If(!) you are prepared to accept omitting empty lines and ignore
potential exclamation marks and other special character dilemmas, then
with a pure script
@echo off & setlocal enableextensions
enabledelayedexpansion
::
:: Make a test file
set myfile_=MyFile.txt
for %%f in ("%myfile_%") do if exist %%f del %%f
for %%i in (1 2 2 2) do >>"%myfile_%" echo This is line %%i
>>"%myfile_%" echo.
for %%i in (6 6 8) do >>"%myfile_%" echo This is line %%i
::
:: Process
set prev=
for /f "delims=" %%a in ('type "%myfile_%"') do (
set str=%%a
if not [!str!]==[!prev!] echo %%a
set prev=!str!
)
::
:: Clean up
for %%f in ("%myfile_%") do if exist %%f del %%f
endlocal & goto :EOF
The output will be (note the dropping of the empty line)
C:\_D\TEST>cmdfaq
This is line 1
This is line 2
This is line 6
This is line 8
Can this task be solved with a pure cmd script so that the empty
lines are not omitted? Yes, but the solution is a bit kludgy and
complicated. And the issue of the poison characters remains.

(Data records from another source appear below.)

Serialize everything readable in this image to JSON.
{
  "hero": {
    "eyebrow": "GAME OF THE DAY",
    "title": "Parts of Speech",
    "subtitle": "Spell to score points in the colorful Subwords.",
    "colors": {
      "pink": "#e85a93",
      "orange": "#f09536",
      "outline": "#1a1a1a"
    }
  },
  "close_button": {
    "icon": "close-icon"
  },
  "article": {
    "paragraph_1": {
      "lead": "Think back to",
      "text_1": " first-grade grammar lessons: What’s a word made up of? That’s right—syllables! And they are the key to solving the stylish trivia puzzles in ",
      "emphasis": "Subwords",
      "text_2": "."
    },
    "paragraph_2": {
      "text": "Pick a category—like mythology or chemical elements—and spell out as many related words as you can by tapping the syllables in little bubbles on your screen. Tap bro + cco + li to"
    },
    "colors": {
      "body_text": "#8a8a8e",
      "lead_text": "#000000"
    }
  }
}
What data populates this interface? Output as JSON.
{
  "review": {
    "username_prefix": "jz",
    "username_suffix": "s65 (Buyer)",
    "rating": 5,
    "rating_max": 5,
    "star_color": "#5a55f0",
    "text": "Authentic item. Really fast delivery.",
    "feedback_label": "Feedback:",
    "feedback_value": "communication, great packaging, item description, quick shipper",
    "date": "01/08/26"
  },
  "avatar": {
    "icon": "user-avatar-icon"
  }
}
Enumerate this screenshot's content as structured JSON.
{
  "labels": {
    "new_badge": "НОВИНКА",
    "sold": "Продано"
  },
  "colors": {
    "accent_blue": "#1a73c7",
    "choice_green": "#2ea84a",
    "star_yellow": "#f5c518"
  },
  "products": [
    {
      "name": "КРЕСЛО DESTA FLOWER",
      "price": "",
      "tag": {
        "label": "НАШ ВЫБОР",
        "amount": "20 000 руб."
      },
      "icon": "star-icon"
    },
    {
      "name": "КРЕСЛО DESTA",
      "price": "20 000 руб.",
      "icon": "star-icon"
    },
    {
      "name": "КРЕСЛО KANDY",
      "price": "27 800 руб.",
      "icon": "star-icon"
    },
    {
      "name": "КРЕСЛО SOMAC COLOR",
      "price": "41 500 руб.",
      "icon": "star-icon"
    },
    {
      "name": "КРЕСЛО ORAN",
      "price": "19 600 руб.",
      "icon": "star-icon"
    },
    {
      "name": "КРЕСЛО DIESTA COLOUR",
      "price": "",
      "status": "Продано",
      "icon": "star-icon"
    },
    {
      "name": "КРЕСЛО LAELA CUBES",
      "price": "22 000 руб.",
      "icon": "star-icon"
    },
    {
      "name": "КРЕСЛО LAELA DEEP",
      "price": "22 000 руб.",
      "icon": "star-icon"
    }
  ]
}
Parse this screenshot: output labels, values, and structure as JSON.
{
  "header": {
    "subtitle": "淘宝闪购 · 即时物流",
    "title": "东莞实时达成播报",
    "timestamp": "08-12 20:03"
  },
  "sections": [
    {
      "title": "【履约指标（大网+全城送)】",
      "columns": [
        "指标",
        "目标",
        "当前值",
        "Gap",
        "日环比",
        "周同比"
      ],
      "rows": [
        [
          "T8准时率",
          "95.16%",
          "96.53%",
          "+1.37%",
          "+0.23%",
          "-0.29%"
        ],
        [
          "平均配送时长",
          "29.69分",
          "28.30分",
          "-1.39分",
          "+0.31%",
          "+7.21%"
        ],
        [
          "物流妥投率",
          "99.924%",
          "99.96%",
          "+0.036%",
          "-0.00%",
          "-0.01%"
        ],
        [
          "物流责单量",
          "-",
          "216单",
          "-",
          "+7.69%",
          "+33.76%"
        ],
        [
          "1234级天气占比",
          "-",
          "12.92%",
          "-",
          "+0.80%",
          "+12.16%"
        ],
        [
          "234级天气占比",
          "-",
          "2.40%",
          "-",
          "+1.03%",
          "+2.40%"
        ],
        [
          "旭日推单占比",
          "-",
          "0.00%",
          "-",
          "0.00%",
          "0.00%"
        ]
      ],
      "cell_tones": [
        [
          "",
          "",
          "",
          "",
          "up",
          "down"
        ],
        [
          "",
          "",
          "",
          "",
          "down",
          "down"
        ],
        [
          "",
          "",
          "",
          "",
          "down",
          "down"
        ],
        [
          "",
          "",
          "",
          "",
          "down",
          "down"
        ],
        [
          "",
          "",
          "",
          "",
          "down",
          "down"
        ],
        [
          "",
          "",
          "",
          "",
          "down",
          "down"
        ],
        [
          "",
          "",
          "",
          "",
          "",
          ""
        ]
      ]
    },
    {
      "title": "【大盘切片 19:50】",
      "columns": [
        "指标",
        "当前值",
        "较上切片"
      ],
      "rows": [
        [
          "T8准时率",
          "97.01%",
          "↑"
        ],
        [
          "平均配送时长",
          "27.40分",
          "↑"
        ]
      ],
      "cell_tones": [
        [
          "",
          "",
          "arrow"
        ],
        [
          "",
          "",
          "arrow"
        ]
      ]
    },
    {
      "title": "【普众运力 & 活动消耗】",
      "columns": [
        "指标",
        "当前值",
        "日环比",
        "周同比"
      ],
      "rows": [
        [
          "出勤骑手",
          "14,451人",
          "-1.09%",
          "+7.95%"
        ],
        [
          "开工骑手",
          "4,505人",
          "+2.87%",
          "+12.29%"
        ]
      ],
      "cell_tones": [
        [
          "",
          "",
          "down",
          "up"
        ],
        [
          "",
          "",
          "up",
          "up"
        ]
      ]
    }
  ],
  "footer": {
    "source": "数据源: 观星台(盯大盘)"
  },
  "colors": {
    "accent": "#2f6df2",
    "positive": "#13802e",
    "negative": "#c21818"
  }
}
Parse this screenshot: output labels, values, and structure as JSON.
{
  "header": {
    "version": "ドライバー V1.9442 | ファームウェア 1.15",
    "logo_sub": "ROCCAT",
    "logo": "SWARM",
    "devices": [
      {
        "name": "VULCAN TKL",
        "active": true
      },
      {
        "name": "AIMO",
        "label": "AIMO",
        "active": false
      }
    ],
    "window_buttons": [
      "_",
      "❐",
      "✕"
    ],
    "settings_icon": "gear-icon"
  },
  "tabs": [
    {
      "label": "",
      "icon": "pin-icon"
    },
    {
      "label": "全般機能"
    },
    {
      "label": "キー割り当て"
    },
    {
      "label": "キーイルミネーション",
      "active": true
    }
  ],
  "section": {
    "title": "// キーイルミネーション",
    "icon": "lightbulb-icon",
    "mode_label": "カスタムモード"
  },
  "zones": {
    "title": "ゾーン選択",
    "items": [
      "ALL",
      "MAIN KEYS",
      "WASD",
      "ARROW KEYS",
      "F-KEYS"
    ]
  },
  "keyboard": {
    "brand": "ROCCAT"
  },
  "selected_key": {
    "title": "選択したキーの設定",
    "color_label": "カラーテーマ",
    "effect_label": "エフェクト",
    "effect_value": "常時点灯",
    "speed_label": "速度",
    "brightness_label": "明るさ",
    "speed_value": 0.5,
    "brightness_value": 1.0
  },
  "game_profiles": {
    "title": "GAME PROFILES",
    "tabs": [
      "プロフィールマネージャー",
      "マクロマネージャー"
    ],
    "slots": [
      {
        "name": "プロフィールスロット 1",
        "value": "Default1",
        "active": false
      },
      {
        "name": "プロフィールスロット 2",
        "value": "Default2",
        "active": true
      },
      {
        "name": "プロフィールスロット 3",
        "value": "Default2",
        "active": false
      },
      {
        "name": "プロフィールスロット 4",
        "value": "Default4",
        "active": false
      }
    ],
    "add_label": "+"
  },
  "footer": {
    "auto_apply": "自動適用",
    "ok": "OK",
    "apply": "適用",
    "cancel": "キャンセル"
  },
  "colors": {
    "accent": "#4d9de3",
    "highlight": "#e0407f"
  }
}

@echo off & setlocal enableextensions enabledelayedexpansion
::
:: Make a test file
set myfile_=MyFile.txt
for %%f in ("%myfile_%") do if exist %%f del %%f
for %%i in (1 2 2 2) do >>"%myfile_%" echo This is line %%i
>>"%myfile_%" echo.
for %%i in (6 6 8) do >>"%myfile_%" echo This is line %%i
::
:: Process
for %%v in (prev LineCount) do set %%v=
for /f "delims=" %%a in (
'findstr /n /v /c:"SomeUnlikelyString" Myfile.txt') do (
set str=%%a
set /a LineCount+=1
set /a mod = LineCount/10 + 2
call :WriteOneLine "!str!" "!prev!" !mod!
set prev=!str!
)
::
:: Clean up
for %%f in ("%myfile_%") do if exist %%f del %%f
endlocal & goto :EOF
::
:: =============================================
:WriteOneLine
setlocal
set str=%~1
set prev=%~2
set offset=%3
set str=!str:~%offset%!
set prev=!prev:~%offset%!
if not [!str!]==[!prev!] echo.!str!
endlocal & goto :EOF
The output will be
C:\_D\TEST>cmdfaq
This is line 1
This is line 2
This is line 6
This is line 8
There is, however, a concise pure script solution which drops the
duplicate lines irrespective of their location in the original file.
It also drops all the empty lines. Recall that the original test file
is
This is line 1
This is line 2
This is line 2
This is line 2
This is line 6
This is line 6
This is line 8
@echo off & setlocal enableextensions
::
:: Make the test file
set oldfile_=C:\_M\MyOldFile.txt
set newfile_=C:\_M\MyNewFile.txt
for %%f in ("%oldfile_%") do if exist %%f del %%f
for %%i in (1 2 2 2) do >>"%oldfile_%" echo This is line %%i
>>"%oldfile_%" echo.
for %%i in (6 6 8) do >>"%oldfile_%" echo This is line %%i
::
:: Start from scratch
for %%f in ("%newfile_%") do if exist %%f del %%f
::
:: Pick unique lines from the original file, i.e. our test file
for /f "tokens=* delims=" %%a in ('type "%oldfile_%"') do (
find /i "%%a" "%newfile_%">nul
if errorlevel 1 echo %%a>>"%newfile_%"
)
::
:: Display the result
type "%newfile_%"
endlocal & goto :EOF
The output will be
C:\_D\TEST>cmdfaq
File not found - C:\_M\MYNEWFILE.TXT
This is line 1
This is line 2
This is line 6
This is line 8
Note using
if errorlevel 1 instead of
if !errorlevel! GTR 0 to avoid the need
of using an enabledelayedexpansion.
To put things in perspective. By quite a coincidence I needed the
other day to perform that task myself combining two lists of
newsgroups and then removing the duplicates. I didn't have to think
for one second which route to take when the situation came up for
real. Skipped all the nice and fancy scripts and chose the UNIX port
uniq.exe without any hesitation.
Also see
Item #162.
It includes the reverse task of listing duplicate lines.